A Lesson in the Virginia Way

Winning Campaigner Who Honored His Word

By Harry M. Covert

I have suggested on several occasions that candidates and their professional minions take oaths ”to tell the truth, the whole truth and nothing but the truth.” And do so in public. This would certainly test the “honesty and veracity” of them all.

Naturally, I don’t include the political campaigners and current office holders of Alexandria, the city on the “Patowmack” River, a few miles from Mount Vernon where the boy George Washington said he could not tell a lie after chopping down a cherry tree. He didn’t get into the whiskey business until later in life and it’s a popular adjunct today to keeping the landmark financially stable.

Spelling changed in 1931 from the 18th century Patowmack to Potomac. The original name of the 405-mile waterway comes from the Algongian Indian tribe that lived in the vicinity of Fredericksburg.

I know it’s difficult for the elected to keep any and all of their promises, pledges and the winks and/or nods up-and-down streets and venues throughout the city limits. But, I do know of a Virginia governor who kept his promise and the impression has remained for over 40 years.

Virginia voters began to wean themselves from a Democratic dominance in the late 1960s. Those who had been conservative Democrats merely moved into the Republican category and Mills E. Godwin Jr., the man from Chuckatuck, was the Commonwealth’s 60th governor and a lifelong conservative Democrat, served with distinction from Jan. 15, 1966 to Jan. 17, 1970.

Republicans saw the opportunity and nominated a Roanoker, A. Linwood Holton Jr., and he worked the state tirelessly. In those days local GOP parties usually met in a telephone booth. Holton led the statewide charge and found many citizens who dared to flee from their former political persuasions.

The day came when Mr. Holton, in tow of several rookie political workers, barged into the newspaper office where few if any Republicans ever appeared. He stopped at each desk where dutiful scribes clicked away on their Royal manual typewriters writing copy for the next day’s paper.

Governor Holton's exclusive interview in 1970.

I was on the phone with some politicos when the candidate stopped by my station. I hung-up the device and stood up to meet the man. He was polite, all smiles and said he enjoyed coming to the newspaper office. While shaking hands out of the blue, I asked for an exclusive interview if and when he was elected.

He agreed instantly. His handlers, gulped and smiled. My colleagues all laughed and suggested it would never happen. The campaigners left the office on to another session somewhere.

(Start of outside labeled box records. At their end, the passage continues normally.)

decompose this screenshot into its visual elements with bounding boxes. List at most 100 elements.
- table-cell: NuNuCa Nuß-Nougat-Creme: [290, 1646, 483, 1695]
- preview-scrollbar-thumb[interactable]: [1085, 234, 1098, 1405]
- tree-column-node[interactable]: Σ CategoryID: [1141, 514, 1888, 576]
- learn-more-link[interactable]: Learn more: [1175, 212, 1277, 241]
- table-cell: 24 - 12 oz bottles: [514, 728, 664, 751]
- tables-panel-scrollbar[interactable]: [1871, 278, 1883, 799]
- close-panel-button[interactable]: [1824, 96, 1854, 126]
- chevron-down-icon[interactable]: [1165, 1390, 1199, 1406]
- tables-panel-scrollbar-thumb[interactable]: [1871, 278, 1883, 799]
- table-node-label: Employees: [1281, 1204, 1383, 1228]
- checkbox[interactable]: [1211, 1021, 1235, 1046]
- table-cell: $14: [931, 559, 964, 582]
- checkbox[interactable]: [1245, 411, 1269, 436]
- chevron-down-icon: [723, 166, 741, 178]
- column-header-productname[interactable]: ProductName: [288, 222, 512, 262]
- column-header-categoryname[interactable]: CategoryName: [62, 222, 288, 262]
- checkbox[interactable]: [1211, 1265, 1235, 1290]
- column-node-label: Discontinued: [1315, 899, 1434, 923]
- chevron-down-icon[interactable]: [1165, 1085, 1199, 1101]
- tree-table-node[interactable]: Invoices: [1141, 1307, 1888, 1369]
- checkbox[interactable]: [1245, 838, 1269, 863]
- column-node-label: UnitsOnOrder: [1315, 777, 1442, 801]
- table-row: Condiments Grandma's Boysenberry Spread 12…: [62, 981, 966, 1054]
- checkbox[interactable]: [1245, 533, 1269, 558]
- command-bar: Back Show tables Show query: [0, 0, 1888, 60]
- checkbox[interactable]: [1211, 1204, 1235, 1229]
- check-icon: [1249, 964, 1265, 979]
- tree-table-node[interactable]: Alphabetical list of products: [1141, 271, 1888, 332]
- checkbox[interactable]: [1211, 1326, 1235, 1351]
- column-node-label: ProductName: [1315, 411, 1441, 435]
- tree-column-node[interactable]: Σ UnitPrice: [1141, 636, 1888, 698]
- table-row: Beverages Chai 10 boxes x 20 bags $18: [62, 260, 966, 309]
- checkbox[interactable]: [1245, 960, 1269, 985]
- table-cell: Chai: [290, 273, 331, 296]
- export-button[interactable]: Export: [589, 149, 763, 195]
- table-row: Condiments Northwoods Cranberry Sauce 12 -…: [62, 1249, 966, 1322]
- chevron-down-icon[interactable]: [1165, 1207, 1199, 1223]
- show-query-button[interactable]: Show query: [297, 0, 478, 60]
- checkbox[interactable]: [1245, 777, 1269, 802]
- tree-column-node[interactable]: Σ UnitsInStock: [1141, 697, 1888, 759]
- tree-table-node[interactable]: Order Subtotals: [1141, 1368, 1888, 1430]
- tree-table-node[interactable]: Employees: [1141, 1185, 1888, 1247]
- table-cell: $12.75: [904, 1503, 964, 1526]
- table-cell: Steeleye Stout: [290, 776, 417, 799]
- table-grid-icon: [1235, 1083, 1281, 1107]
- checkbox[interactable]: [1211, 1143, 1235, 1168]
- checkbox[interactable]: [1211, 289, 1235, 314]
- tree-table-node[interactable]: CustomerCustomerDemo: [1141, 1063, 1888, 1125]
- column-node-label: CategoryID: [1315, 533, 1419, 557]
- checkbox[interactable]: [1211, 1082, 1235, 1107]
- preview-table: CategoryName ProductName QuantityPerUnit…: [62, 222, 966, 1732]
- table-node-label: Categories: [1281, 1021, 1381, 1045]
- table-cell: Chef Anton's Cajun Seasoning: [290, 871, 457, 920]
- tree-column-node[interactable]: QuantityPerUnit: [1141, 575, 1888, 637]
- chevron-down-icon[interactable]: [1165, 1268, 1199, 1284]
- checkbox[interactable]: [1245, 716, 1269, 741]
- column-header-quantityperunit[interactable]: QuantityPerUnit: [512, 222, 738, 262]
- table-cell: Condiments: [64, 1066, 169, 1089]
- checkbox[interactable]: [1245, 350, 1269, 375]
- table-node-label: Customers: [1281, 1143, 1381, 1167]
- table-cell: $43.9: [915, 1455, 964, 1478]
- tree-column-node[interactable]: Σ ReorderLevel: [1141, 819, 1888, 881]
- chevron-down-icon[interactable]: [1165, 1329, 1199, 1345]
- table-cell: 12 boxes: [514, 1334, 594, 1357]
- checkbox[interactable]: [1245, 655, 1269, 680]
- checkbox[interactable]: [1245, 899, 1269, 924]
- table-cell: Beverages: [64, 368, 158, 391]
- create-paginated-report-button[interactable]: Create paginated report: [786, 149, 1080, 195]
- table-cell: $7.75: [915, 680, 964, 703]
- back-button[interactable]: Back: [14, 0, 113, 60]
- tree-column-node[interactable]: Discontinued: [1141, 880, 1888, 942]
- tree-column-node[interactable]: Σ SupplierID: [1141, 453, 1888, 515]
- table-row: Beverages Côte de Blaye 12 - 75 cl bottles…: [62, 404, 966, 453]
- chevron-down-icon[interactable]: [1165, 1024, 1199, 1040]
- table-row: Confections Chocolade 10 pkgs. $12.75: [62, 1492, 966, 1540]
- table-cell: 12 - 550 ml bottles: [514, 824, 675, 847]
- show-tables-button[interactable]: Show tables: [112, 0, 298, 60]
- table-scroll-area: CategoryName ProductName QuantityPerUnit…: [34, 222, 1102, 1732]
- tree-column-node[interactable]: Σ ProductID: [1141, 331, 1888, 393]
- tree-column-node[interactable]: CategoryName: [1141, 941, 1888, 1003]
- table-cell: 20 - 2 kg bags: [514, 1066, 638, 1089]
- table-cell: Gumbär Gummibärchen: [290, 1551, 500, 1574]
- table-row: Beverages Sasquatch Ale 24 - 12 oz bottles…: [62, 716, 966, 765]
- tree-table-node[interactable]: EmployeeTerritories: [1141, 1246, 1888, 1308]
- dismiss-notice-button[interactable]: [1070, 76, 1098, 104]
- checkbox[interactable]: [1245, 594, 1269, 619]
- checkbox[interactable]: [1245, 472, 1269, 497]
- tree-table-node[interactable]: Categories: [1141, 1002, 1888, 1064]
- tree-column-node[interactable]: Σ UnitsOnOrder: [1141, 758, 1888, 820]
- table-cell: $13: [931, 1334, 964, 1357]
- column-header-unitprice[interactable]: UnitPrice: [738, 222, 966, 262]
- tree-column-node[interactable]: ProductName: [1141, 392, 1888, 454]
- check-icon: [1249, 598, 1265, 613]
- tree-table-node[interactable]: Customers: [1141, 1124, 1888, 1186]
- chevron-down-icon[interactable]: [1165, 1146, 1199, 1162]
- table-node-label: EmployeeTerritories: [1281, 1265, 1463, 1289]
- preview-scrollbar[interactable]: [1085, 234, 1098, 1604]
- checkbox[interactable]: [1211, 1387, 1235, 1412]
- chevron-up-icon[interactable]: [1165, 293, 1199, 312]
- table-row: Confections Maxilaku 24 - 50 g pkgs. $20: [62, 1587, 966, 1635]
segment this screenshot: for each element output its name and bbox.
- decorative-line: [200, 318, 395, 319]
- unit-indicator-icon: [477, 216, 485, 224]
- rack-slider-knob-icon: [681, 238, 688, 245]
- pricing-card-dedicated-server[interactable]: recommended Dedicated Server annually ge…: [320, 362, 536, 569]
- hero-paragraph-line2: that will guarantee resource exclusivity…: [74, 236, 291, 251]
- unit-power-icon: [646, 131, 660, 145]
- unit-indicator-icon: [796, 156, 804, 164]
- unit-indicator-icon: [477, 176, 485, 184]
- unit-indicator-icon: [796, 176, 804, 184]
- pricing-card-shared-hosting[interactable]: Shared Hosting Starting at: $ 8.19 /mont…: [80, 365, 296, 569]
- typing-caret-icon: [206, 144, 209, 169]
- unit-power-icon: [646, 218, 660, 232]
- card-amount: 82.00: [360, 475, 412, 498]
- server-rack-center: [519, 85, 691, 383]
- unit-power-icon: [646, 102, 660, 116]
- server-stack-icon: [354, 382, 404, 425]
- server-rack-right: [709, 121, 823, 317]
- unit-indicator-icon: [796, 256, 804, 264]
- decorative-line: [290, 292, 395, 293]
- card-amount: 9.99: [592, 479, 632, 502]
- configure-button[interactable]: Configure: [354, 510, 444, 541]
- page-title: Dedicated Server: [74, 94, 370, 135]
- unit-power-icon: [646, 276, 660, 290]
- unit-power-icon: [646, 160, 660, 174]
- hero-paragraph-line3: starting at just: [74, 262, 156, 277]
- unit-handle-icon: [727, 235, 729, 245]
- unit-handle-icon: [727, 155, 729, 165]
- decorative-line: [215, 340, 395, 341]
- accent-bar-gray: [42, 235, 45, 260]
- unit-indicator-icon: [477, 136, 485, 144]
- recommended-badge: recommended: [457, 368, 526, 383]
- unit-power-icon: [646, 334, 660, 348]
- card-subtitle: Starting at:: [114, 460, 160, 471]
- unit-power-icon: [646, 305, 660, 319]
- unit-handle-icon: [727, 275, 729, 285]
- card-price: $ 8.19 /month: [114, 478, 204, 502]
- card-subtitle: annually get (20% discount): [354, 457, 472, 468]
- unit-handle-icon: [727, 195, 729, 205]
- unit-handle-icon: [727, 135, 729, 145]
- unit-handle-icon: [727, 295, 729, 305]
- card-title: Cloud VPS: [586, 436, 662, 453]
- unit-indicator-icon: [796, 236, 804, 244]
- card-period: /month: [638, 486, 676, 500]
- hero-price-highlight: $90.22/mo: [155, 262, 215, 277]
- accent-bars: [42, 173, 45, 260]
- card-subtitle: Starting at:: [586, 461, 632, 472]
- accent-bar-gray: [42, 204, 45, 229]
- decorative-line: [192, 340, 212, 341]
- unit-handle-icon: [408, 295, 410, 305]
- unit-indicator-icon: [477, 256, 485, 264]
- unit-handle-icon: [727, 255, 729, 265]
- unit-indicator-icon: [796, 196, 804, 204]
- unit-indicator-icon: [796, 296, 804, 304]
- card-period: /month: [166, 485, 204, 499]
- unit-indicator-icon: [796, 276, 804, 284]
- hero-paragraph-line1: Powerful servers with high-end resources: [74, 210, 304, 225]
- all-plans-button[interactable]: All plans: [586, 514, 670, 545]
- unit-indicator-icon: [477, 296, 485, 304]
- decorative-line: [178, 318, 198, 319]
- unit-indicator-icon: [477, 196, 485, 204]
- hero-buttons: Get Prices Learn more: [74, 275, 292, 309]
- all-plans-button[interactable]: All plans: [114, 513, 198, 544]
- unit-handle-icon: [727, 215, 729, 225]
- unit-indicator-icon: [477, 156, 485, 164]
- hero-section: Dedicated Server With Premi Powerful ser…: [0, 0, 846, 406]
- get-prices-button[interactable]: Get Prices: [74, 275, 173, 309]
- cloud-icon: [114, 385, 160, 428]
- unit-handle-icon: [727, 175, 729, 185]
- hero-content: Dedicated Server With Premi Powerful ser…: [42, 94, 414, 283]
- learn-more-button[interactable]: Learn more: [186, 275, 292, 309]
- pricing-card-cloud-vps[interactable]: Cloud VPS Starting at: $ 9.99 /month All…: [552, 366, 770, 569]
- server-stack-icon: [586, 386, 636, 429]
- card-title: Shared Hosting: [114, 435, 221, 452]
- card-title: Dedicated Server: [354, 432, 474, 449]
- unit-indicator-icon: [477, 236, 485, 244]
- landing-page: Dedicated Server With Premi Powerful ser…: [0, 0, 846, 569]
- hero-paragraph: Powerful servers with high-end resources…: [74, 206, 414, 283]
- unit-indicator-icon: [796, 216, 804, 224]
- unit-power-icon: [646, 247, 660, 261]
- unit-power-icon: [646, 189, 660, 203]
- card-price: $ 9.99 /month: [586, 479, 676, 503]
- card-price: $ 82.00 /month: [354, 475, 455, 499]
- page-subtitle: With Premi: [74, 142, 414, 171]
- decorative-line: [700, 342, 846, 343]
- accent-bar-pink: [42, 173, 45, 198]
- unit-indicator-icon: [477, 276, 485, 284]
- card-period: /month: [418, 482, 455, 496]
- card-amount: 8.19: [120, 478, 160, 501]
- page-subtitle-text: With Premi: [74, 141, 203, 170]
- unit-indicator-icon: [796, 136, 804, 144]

Mr. Holton became Virginia’s 61st chief executive on Jan. 17, 1970 and distinguished himself during his four-year term. Unfortunately he couldn’t succeed him and his predecessor became his successor as a Republican in January 1978.

The day came and this young reporter called Governor Holton’s office asking for the exclusive. His secretary immediately passed me off to the press secretary who politely said the exclusive one-on-one chat was not possible. Reason being the state’s political press corps would not like it.

I explaimed that His Excellency had promised when he was campaigning. The press secretary put the phone down and was gone for about 10 minutes. The governor had not forgotten his promise and honored it. Within a few weeks, I was in his office, my old-fashioned tape recorder purring and me taking notes rapidly.

Governor Holton celebrated his 89th birthday on Sept. 21. His son-in-law Tim Kaine served as Virginia’s 70th governor from 2006 to 2010.

Former Governor Kaine, a Democrat, and former Governor George Allen, the 67th, a Republican, are currently embroiled in a U. S. Senate campaign.

Holton, loyal in his word to journalists, is also devoted to his family.

This has appeared in the Alexandria (Va.) Gazette Packet.